Dalmatian Coast, Croatia

A friend of mine who left her home and business in Bosnia with her husband and two small boys, seeking political asylum, tells how lucky they were to escape. They have horror stories of being barricaded in their home with mattresses over windows deflecting flying bullets.  Yet she always remembers the natural resources of her native Bosnia with great affection.



Montenegro, Balkan Peninsula



I still have trouble accurately separating some of our photos.  Croatia?  Bosnia and Herzegovina?  Montenegro?  Dalmatia?  Several of the names have changed.  But in the larger scheme of things it isn’t odd, considering Burma is now Myanmar, Bombay is Mumbai, Saigon is Ho Chi Minh City, and if you try to get to Constantinople, you’ll end up in Istanbul.  And frankly, why would you?

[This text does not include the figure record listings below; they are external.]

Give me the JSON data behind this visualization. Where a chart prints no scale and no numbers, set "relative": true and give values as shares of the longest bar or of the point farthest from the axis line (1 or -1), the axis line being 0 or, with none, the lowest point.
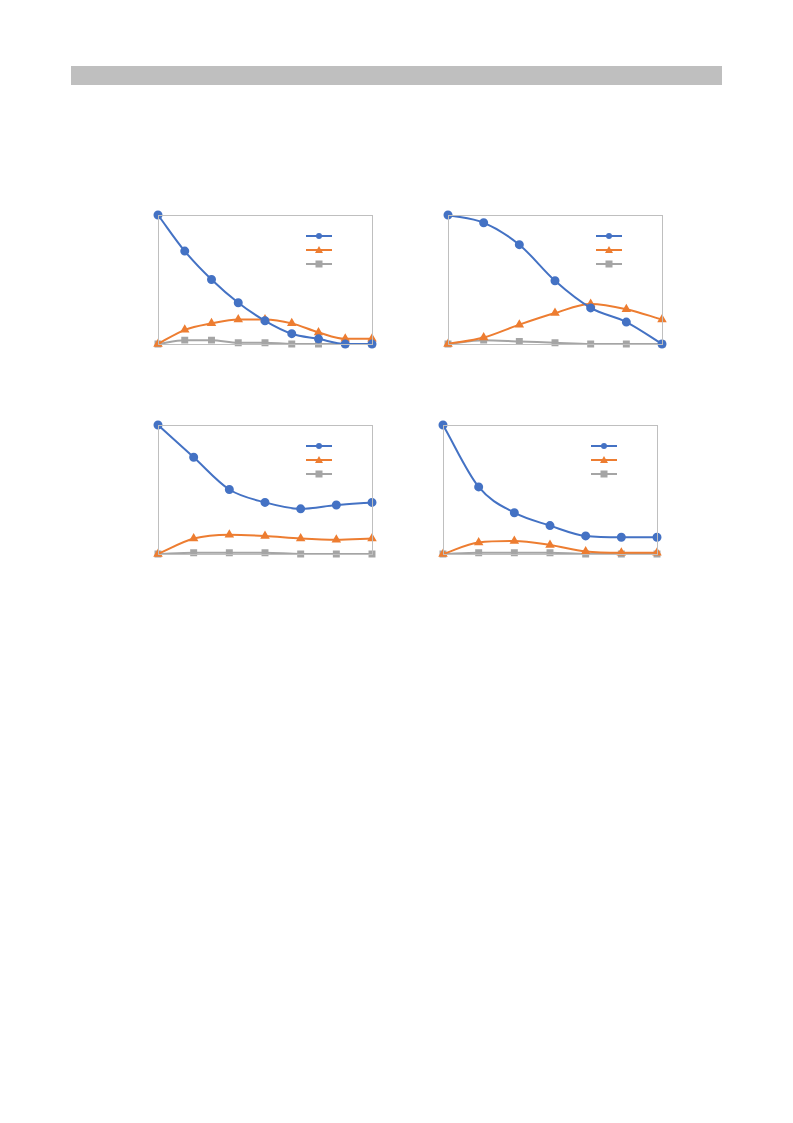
{
  "chart_data": [
    {
      "type": "line",
      "relative": true,
      "categories": [
        null,
        null,
        null,
        null,
        null,
        null,
        null,
        null,
        null
      ],
      "series": [
        {
          "color": "#4472c4",
          "marker": "circle",
          "values": [
            1,
            0.72,
            0.5,
            0.32,
            0.18,
            0.08,
            0.04,
            0,
            0
          ]
        },
        {
          "color": "#ed7d31",
          "marker": "triangle",
          "values": [
            0,
            0.11,
            0.16,
            0.19,
            0.19,
            0.16,
            0.09,
            0.04,
            0.04
          ]
        },
        {
          "color": "#a5a5a5",
          "marker": "square",
          "values": [
            0,
            0.03,
            0.03,
            0.01,
            0.01,
            0,
            0,
            0,
            0
          ]
        }
      ]
    },
    {
      "type": "line",
      "relative": true,
      "categories": [
        null,
        null,
        null,
        null,
        null,
        null,
        null
      ],
      "series": [
        {
          "color": "#4472c4",
          "marker": "circle",
          "values": [
            1,
            0.94,
            0.77,
            0.49,
            0.28,
            0.17,
            0
          ]
        },
        {
          "color": "#ed7d31",
          "marker": "triangle",
          "values": [
            0,
            0.05,
            0.15,
            0.24,
            0.31,
            0.27,
            0.19
          ]
        },
        {
          "color": "#a5a5a5",
          "marker": "square",
          "values": [
            0,
            0.03,
            0.02,
            0.01,
            0,
            0,
            0
          ]
        }
      ]
    },
    {
      "type": "line",
      "relative": true,
      "categories": [
        null,
        null,
        null,
        null,
        null,
        null,
        null
      ],
      "series": [
        {
          "color": "#4472c4",
          "marker": "circle",
          "values": [
            1,
            0.75,
            0.5,
            0.4,
            0.35,
            0.38,
            0.4
          ]
        },
        {
          "color": "#ed7d31",
          "marker": "triangle",
          "values": [
            0,
            0.12,
            0.15,
            0.14,
            0.12,
            0.11,
            0.12
          ]
        },
        {
          "color": "#a5a5a5",
          "marker": "square",
          "values": [
            0,
            0.01,
            0.01,
            0.01,
            0,
            0,
            0
          ]
        }
      ]
    },
    {
      "type": "line",
      "relative": true,
      "categories": [
        null,
        null,
        null,
        null,
        null,
        null,
        null
      ],
      "series": [
        {
          "color": "#4472c4",
          "marker": "circle",
          "values": [
            1,
            0.52,
            0.32,
            0.22,
            0.14,
            0.13,
            0.13
          ]
        },
        {
          "color": "#ed7d31",
          "marker": "triangle",
          "values": [
            0,
            0.09,
            0.1,
            0.07,
            0.02,
            0.01,
            0.01
          ]
        },
        {
          "color": "#a5a5a5",
          "marker": "square",
          "values": [
            0,
            0.01,
            0.01,
            0.01,
            0,
            0,
            0
          ]
        }
      ]
    }
  ]
}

As the Hirn Family drove the Camper down the Balkan Coast, Ron and I were reminded of our 1st ‘Big Trip’ together, pre-kids, 22 years ago. In 1992, we had bought an old VW Camper in Germany and traveled for 8 months thru 20+ European countries, simply reading and exploring the continent(and each other). The Yugoslav Wars were in full swing, so visiting the Balkan Peninsula was pretty much a mute point for us. Seeing this beautiful area of former Yugoslavia with our boys was particularly special knowing the great loss of human life and suffering that took place there 2 decades ago. So at the end of each day with the boys, we set up a campfire to discuss our adventure, share our impressions, and remember our own great loss, yet count our many blessings.





Taking one day at a time was just one of the valuable lessons we learned as a family on this trip.  There was no rushing around, and nobody particularly worried about the geographical boundaries.  And we rarely had to answer the question:  “Are we there yet?”



And though I may not be able to identify Bosnia-Herzegovina in photos,  I will try to always remember these precious days we shared with each other and our sons.